Time to let go...
...of an old belief about yourself, an old reaction, thought pattern, you name it!
Today I got to tick a box that’s been taking up space in my being for some time, no actually for a very long time. It wasn’t a big thing, still it’s been there reminding me that I should do something about it. Every time it popped up in my mind, it brought a sense of guilt or maybe more procrastination vibes. I knew I was going to have to deal with it at some point but kept pushing it, living with me rent-free.
I know that most of us carry around things we could/should deal with on and off, but we don’t. Some more some less, some easy some that creates distress. No matter the size, they take up space in our energy and thoughts that we can use to something far more uplifting. Also when that list gets longer, it doesn’t matter how small each issue are in size, the list in itself will have big energy drainage.

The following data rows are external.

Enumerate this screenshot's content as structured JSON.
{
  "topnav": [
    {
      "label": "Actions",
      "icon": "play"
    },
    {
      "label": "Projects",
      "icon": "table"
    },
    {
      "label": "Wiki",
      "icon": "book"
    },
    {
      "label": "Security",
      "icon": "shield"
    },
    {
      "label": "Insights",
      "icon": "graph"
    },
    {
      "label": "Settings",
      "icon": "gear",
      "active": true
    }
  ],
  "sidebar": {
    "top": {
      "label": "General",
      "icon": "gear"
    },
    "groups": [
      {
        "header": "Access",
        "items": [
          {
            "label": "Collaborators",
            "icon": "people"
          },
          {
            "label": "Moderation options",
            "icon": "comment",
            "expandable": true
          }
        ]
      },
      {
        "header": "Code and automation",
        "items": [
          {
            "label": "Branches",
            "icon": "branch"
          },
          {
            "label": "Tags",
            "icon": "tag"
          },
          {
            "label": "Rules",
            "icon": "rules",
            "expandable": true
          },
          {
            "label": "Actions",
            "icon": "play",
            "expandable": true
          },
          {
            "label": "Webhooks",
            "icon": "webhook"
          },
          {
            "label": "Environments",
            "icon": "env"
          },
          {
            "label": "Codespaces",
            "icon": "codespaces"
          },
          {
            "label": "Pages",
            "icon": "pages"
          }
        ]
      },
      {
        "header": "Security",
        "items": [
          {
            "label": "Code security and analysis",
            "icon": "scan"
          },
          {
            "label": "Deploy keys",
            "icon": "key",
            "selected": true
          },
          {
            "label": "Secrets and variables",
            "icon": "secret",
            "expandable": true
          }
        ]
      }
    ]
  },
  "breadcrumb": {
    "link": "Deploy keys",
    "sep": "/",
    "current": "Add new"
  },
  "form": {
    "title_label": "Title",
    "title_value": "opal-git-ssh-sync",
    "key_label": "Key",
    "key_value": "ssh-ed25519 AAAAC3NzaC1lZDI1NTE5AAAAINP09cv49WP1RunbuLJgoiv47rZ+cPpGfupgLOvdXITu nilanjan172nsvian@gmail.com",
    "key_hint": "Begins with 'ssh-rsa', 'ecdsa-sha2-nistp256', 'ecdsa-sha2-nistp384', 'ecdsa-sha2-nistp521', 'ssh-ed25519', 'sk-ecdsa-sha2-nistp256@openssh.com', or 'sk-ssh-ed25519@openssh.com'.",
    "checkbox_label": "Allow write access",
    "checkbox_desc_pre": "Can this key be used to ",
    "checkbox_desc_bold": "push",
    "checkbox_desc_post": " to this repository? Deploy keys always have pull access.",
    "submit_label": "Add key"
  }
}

In 2017 I moved from Stockholm to Gothenburg. I didn’t know for how long so I put all my stuff in a storage. I’ve known for awhile that I will probably not move back to Stockholm and wanted to move it to a storage here. So I’ve been having that thought ever since then, not taking any action on it.
Then in 2020 my loving sister passed away and some time after her husband asked if I wanted a box of things. Off course I did but I’m living on an island with no cars, so I asked if it was okay to keep it until I had shifted my storage to Gothenburg.
Now the idea of shifting my storage and how to do it started to grow and take up space in my being. Not as a problem but still it was occupying space together with some uncomfortable feelings that I wasn’t doing anything about it.
Then life steps in and pushes you! For me it was the storage in Stockholm that send me a message that they were going to close and I had to shift my stuff before March this year.
Now I had no choice, action was needed. To shift it to another storage in Stockholm made no sense. With some focus and google in a short time I found a place, a reasonable moving firm to transport it, leaving me wondering what the blockage was and why I hadn’t taken action earlier. But that’s life, some things gets on that to-do list and then stays for a long time. By staying there again taking up space and energy.
Today I met my late sisters husband with the box that we put into my new storage and both shared how good it felt to do this. It had been on his list as well and now he could also cross it out.
Now as it happens the energy this week is here to help us let go of things that we no longer vibe with. It could be something on your to-do list like my story. Or it could be an old belief about yourself, something you no longer resonate with but still carry with you. Maybe this is the week you start telling yourself a new story about yourself. One that resonates with your heart and soul and fills you will joy and peace.
It feels so good to let those energy thieves go, no matter if they are small or big, easy or hard. All it takes is a will to do it, a few first steps, and then suddenly it’s done.
I’m so grateful for the reminder I got about this and I’ going to look at my next to-do on my list. This time in regards to an old belief that I carry about myself, to start letting it fade out into our cold winter night.
Do you have anything on your list? Something you would like to shift, let go or change? This is a good week to start and it feels so good doing it!